Konkrete Anwendungsfälle

Im vorgestellten Projekt werden sowohl die Erdbetonstützscheiben als auch der sie zusammenhaltende Erdbetonrandbalken mit diesem nicht alltäglichen Bauverfahren hergestellt.

Erdbetonstützscheiben

Die Erdbetonstützscheiben werden senkrecht zur Straße, d. h. in Fallrichtung des Hanges eingebaut. Die stabilisierende Wirkung beruht darauf, dass der Erdbeton dabei Gewölbelasten aus der Böschung aufnimmt und diese in den Untergrund abträgt, wodurch die Böschung ausreichend standsicher wird. Die Erdbetonstützscheiben werden dabei so tief eingebaut, dass diese möglichst komplett auf tragfähigem bzw. nicht rutschendem Untergrund aufstehen und auch einbinden. Im vorliegenden Fall ist es das vorrangige Ziel, die Erdbetonstützscheiben unterhalb der erkundeten Gleitfläche des Teilrutschkörpers auf der Oberen Süßwassermolasse aus dem Tertiär zu verankern. Die Herstellung der Erdbetonstützscheiben erfolgt, wie oben beschrieben, in offener Bauweise, wobei die Baggerschlitze immer wieder direkt mittels Erdbeton verschlossen werden. Die Baggerschlitze und somit auch die Erdbetonstützscheiben haben eine Breite von 2,0 m und reichen bis in 5,0 m Tiefe.

Um die Standsicherheit der Böschung nicht zu gefährden, werden die Stützscheiben ab­schnittsweise im Pilgerschrittverfahren hergestellt.
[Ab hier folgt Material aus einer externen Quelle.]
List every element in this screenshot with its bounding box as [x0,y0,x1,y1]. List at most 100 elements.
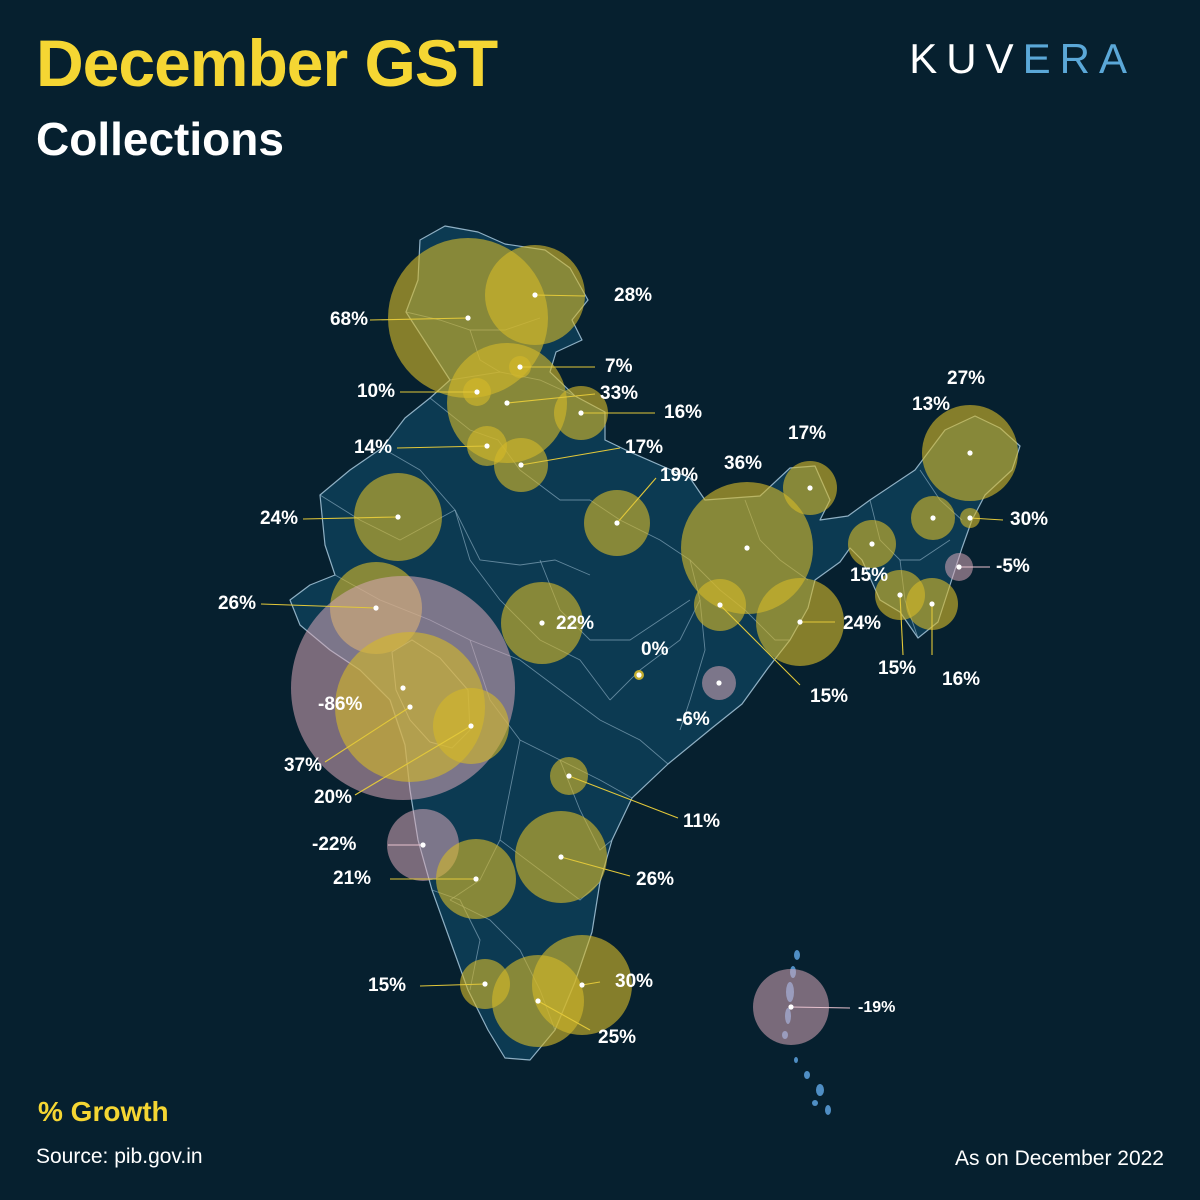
growth-label-9: 24% [260,508,298,529]
bubble-center-dot-16 [869,541,875,547]
growth-label-16: 15% [850,565,888,586]
bubble-center-dot-14 [967,515,973,521]
bubble-center-dot-10 [744,545,750,551]
leader-line-26 [324,706,411,763]
bubble-center-dot-22 [717,602,723,608]
bubble-center-dot-0 [465,315,471,321]
bubble-center-dot-4 [504,400,510,406]
growth-label-33: 30% [615,971,653,992]
growth-label-2: 7% [605,356,633,377]
bubble-center-dot-11 [807,485,813,491]
leader-line-6 [396,445,488,449]
bubble-center-dot-25 [400,685,406,691]
leader-line-4 [506,393,596,404]
bubble-center-dot-18 [929,601,935,607]
bubble-center-dot-7 [518,462,524,468]
leader-line-17 [899,594,904,656]
bubble-center-dot-23 [636,672,642,678]
growth-label-22: 15% [810,686,848,707]
leader-line-1 [534,294,586,297]
growth-label-30: 21% [333,868,371,889]
growth-label-31: 26% [636,869,674,890]
growth-label-21: 24% [843,613,881,634]
bubble-center-dot-5 [578,410,584,416]
growth-label-3: 10% [357,381,395,402]
growth-label-8: 19% [660,465,698,486]
growth-label-29: -22% [312,834,356,855]
bubble-center-dot-2 [517,364,523,370]
growth-label-4: 33% [600,383,638,404]
growth-label-13: 13% [912,394,950,415]
bubble-center-dot-17 [897,592,903,598]
as-of-date: As on December 2022 [955,1147,1164,1170]
leader-line-31 [560,856,631,877]
growth-label-11: 17% [788,423,826,444]
growth-label-7: 17% [625,437,663,458]
growth-label-15: -5% [996,556,1030,577]
bubble-center-dot-31 [558,854,564,860]
source-note: Source: pib.gov.in [36,1145,203,1168]
bubble-center-dot-6 [484,443,490,449]
growth-label-0: 68% [330,309,368,330]
growth-label-32: 15% [368,975,406,996]
page-title: December GST [36,26,498,100]
growth-label-10: 36% [724,453,762,474]
bubble-center-dot-15 [956,564,962,570]
bubble-center-dot-32 [482,981,488,987]
leader-line-32 [419,983,486,987]
leader-line-7 [520,447,621,466]
growth-label-28: 11% [683,811,720,832]
bubble-center-dot-26 [407,704,413,710]
growth-label-27: 20% [314,787,352,808]
growth-label-12: 27% [947,368,985,389]
growth-label-17: 15% [878,658,916,679]
growth-label-25: -86% [318,694,362,715]
bubble-center-dot-12 [967,450,973,456]
growth-labels: 68% 28% 7% 10% 33% 16% 14% 17% 19% 24% 36% 17% 27% 13… [218,285,1048,1048]
page-subtitle: Collections [36,113,284,165]
bubble-center-dot-29 [420,842,426,848]
growth-label-6: 14% [354,437,392,458]
bubble-center-dot-27 [468,723,474,729]
leader-line-8 [616,477,657,524]
bubble-center-dot-34 [535,998,541,1004]
bubble-center-dots [373,292,973,1010]
bubble-center-dot-8 [614,520,620,526]
leader-line-19 [260,603,377,609]
kuvera-logo: KUVERA [909,38,1136,80]
bubble-center-dot-33 [579,982,585,988]
bubble-center-dot-13 [930,515,936,521]
growth-label-26: 37% [284,755,322,776]
growth-label-20: 22% [556,613,594,634]
bubble-center-dot-21 [797,619,803,625]
growth-label-14: 30% [1010,509,1048,530]
leader-line-35 [790,1006,851,1009]
leader-line-22 [719,604,801,686]
leader-line-14 [969,517,1004,521]
leader-line-28 [568,775,679,819]
growth-label-5: 16% [664,402,702,423]
bubble-center-dot-30 [473,876,479,882]
growth-label-1: 28% [614,285,652,306]
growth-label-34: 25% [598,1027,636,1048]
leader-line-27 [354,725,472,796]
growth-label-24: -6% [676,709,710,730]
bubble-center-dot-9 [395,514,401,520]
logo-text-main: KUV [909,35,1023,82]
leader-line-34 [537,1000,591,1031]
logo-text-accent: ERA [1022,35,1136,82]
bubble-center-dot-28 [566,773,572,779]
growth-label-23: 0% [641,639,669,660]
bubble-center-dot-20 [539,620,545,626]
leader-line-33 [581,981,601,986]
label-leader-lines [260,294,1004,1031]
bubble-center-dot-24 [716,680,722,686]
growth-label-18: 16% [942,669,980,690]
leader-line-0 [369,317,469,321]
growth-label-19: 26% [218,593,256,614]
bubble-center-dot-19 [373,605,379,611]
bubble-center-dot-35 [788,1004,794,1010]
leader-line-9 [302,516,399,520]
bubble-center-dot-3 [474,389,480,395]
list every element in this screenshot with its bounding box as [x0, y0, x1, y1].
Hierbei wird zuerst nur jede zweite Stützscheibe hergestellt und anschließend die „Lücken gefüllt “. Zudem erfolgt die Erstellung der Erdbetonstützscheiben nicht durchgehend, sondern auch abschnittsweise jeweils „von unten nach oben den Hang hinauf“. D. h. es werden zuerst die untersten im Böschungsfuß befindlichen Stützscheiben-Segmente der ungeraden Nummern erstellt, anschließend die untersten Segmente der geraden Nummern, dann das in der Böschung bergseitig anschließende Segment der ungeraden Nummern usw.

Im Falle Kloster Schäftlarn – Beigarten haben sieben der insgesamt 14 Erdbetonstütz­scheiben eine Gesamtlänge von ca. 19 m. Die anderen Erdbetonstützscheiben sind kürzer in verschiedenen Längen, angepasst an die Geometrie der Rutschung. Auch die Tiefe der Stützscheiben ist an die Form des Teilrutschkörpers angepasst. Siehe hierzu auch die Infografik.

Erdbetonrandbalken

Im Bereich des talseitigen Fahrbahnrandes wird - auch mittels des Hydrozementationsver­fahrens (HZV) - ein durchgehender, ca. 80 m langer Erdbetonrandbalken hergestellt. Dieser liegt direkt unter einem Teil der talseitigen Fahrbahn, verläuft senkrecht zu den insgesamt 14 Erdbetonstützscheiben und hat die Aufgabe, diese stabilisierend zu verbinden. Er ist 4,5 m breit und 1,5 m tief – siehe Infografik.

Entwässerungsrigolen

Für die Entwässerung des bergseitig vor allem bei Niederschlag anströmenden Hang­wassers werden zwischen den Erdbetonstützscheiben zwei ca. je 21 m lange Entwäs­serungsrigolen eingebaut. Die beiden Erdschlitze werden mit Kies verfüllt, um das Hangwasser aus der stabilisierten Böschung Richtung Isar abzuleiten. Das Wasser wird mittels Rigolen gefasst und über bestehende Gerinne in den tieferen, potentiell stabilen Hangbereich abgeleitet, wo es breitflächig versickern kann (siehe Infografik).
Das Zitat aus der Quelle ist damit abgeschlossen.